Dries Buytaert (founder of Drupal) and Benjamin Schrauwen created Mollom. It is kind of Captcha on steroids. Mollom monitors the content being posted on your site and allows it through, blocks it, or confronts the user with a Captcha.
Mollom claims (as of today):
Mollom is currently protecting 4187 websites. The average efficiency is 99.72%. This means that only 28 in 10,000 spam messages were not caught. Mollom has caught 7,989,577 spam messages since it started. Today we caught 13,040 spam messages. On average, 76% of all messages are spam.
So, how do you set up Mollom on a Drupal site?
- Go to Mollom.com and set up an account
- Download the module package (ensure you have the right version for Drupal 5 or 6)
- Place the module package onto /sites/all/modules in your Drupal install and unpack it
- On the Mollom site, click on "Manage Sites" and choose "Add Subscription"

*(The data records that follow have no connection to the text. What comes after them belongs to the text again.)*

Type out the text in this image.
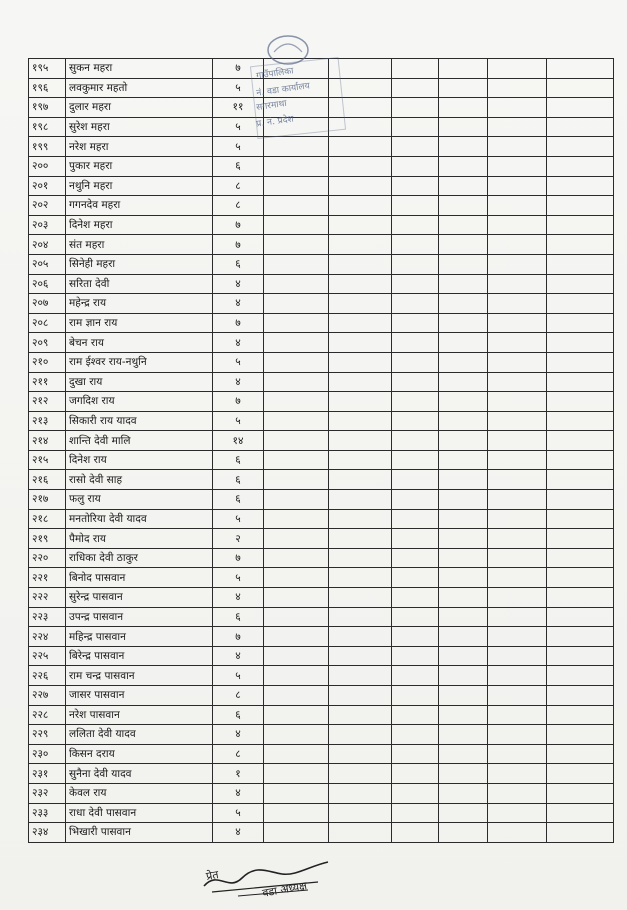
१९५	सुकन महरा	७						
१९६	लवकुमार महतो	५						
१९७	दुलार महरा	११						
१९८	सुरेश महरा	५						
१९९	नरेश महरा	५						
२००	पुकार महरा	६						
२०१	नथुनि महरा	८						
२०२	गगनदेव महरा	८						
२०३	दिनेश महरा	७						
२०४	संत महरा	७						
२०५	सिनेही महरा	६						
२०६	सरिता देवी	४						
२०७	महेन्द्र राय	४						
२०८	राम ज्ञान राय	७						
२०९	बेचन राय	४						
२१०	राम ईश्वर राय-नथुनि	५						
२११	दुखा राय	४						
२१२	जगदिश राय	७						
२१३	सिकारी राय यादव	५						
२१४	शान्ति देवी मालि	१४						
२१५	दिनेश राय	६						
२१६	रासो देवी साह	६						
२१७	फलु राय	६						
२१८	मनतोरिया देवी यादव	५						
२१९	पैमोद राय	२						
२२०	राधिका देवी ठाकुर	७						
२२१	बिनोद पासवान	५						
२२२	सुरेन्द्र पासवान	४						
२२३	उपन्द्र पासवान	६						
२२४	महिन्द्र पासवान	७						
२२५	बिरेन्द्र पासवान	४						
२२६	राम चन्द्र पासवान	५						
२२७	जासर पासवान	८						
२२८	नरेश पासवान	६						
२२९	ललिता देवी यादव	४						
२३०	किसन दराय	८						
२३१	सुनैना देवी यादव	१						
२३२	केवल राय	४						
२३३	राधा देवी पासवान	५						
२३४	भिखारी पासवान	४						
गाउँपालिका
नं. वडा कार्यालय
सगरमाथा
प्र. नं. प्रदेश
प्रेत
वडा अध्यक्ष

- Choose Mollom Free or Mollom Plus and fill out the form
- This will add your site to the Mollom database and provide you with a primary and secondary key
- Go back to your Drupal site and go to /admin/build/modules and enable Mollom
- Go to /admin/settings/mollom and choose what kinds of content you want to protect
I've set Mollom up on a Drupal 5 and a Drupal 6 site. In the upcoming days, I'll be interested to see how much spam gets caught and how much time it saves me. Hopefully lots!








Sounds interesting.. no
Sounds interesting.. no captcha yet
That's Good
No captcha for a real comment is a good thing! Thanks!